People can use NEITI reports to ask questions. That is number one. Number two is that if you have noticed, a number of things have also changed overtime. May be, they have not changed as we want them. But I don’t want to believe that we are exactly where we were in 2004, in terms of evidence that the citizens can use. Yes, I will agree with you that may be, we need to engage more with citizens; may be; we need to engage more with policy makers to bring about the change. But let us also look at it this way,” he explained.
He identified the recent unbundling of the NNPC, the reform in the Corporation, the removal of petrol subsidy and the introduction of Treasury Single Account (TSA) as some of the recommendations of NEITI in its previous reports.

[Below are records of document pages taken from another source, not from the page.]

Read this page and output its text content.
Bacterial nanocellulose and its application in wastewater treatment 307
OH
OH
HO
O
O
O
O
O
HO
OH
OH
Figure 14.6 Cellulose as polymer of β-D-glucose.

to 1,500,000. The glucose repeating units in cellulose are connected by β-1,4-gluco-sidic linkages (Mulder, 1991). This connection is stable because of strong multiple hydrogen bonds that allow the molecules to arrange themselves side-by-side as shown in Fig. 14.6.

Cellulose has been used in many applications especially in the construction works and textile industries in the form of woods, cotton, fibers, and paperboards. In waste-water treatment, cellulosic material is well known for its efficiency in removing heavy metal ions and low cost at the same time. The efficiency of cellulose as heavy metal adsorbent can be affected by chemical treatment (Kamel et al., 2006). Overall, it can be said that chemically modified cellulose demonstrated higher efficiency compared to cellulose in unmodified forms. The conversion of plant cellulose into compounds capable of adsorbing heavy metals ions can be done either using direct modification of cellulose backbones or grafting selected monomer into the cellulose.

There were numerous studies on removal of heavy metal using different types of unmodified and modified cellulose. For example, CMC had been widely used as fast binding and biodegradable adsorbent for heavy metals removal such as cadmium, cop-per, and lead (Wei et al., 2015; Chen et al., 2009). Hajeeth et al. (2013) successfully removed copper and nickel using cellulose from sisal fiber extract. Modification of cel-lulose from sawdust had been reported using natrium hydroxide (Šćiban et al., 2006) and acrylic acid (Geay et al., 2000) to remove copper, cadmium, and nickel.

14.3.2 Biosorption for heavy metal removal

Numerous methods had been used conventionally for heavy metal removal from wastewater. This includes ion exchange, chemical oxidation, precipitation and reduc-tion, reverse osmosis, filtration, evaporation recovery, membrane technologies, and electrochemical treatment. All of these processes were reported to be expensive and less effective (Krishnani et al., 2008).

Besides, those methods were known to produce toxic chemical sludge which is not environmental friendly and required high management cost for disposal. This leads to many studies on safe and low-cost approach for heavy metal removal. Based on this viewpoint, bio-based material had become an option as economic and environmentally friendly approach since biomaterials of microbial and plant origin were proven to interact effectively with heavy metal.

“There are two ways you can change the world. One way is through a revolution – people go to the streets or somebody overthrows the present order and introduces a new order. The other way of changing the world is by increment – you make one progress, you build on it; you make another progress, you build on it. What I am trying to say is that in the last 12 years, a lot has happened in terms of people being more aware of what is going on and not relying only on NNPC to tell you what is going on. That is number one. Number two is that from issues we have been talking overtime, there are certain things that are wrong in the way we manage our resources. Some of them are aggregating together to the extent that now, we are seeing some changes. Also some money that would not have been recovered is being recovered. But has NEITI failed? The answer is No,” Adio said.
“What I am trying to say is that the work of changing the society is always work-in-progress. The only thing is that if you notice that you are not making progress- if you are retrogressing, you should worry. But what I am trying to say is that a lot of progress has been made,” Adio added.
Adio recalled that even in the last general elections, the issue of implementing NEITI reports was a campaign issue, adding that if there was no NEITI, nobody would have talked about NEITI reports.
He insisted that the country must have the political will to implement the reports, adding that the report will not be relevant when the government in power is not interested in change.
“We need to have the political will. If you have a government – let me give you an example: NNPC divested 55 per cent of its assets to its upstream subsidiary – the Nigerian Petroleum Development Company (NPDC) but the assets were not properly valued. They were valued at $1.8 billion and they paid only $100 million and the rest of the money was not paid and they were benefitting from it. So, if you raise such issue with a government that is interested in keeping it that way – if you have a government that is not interested in change- in making things work, then you are just wasting your time writing reports. So, what we need to do is to get the buy-in of the government,” Adio said.
He argued that the citizens should be on top of these issues and not regard them as NEITI issues because they border on the welfare of the people.
NEITI has justified its existence but what is left is for the federal government to develop the needed political will to implement the agency’s reports.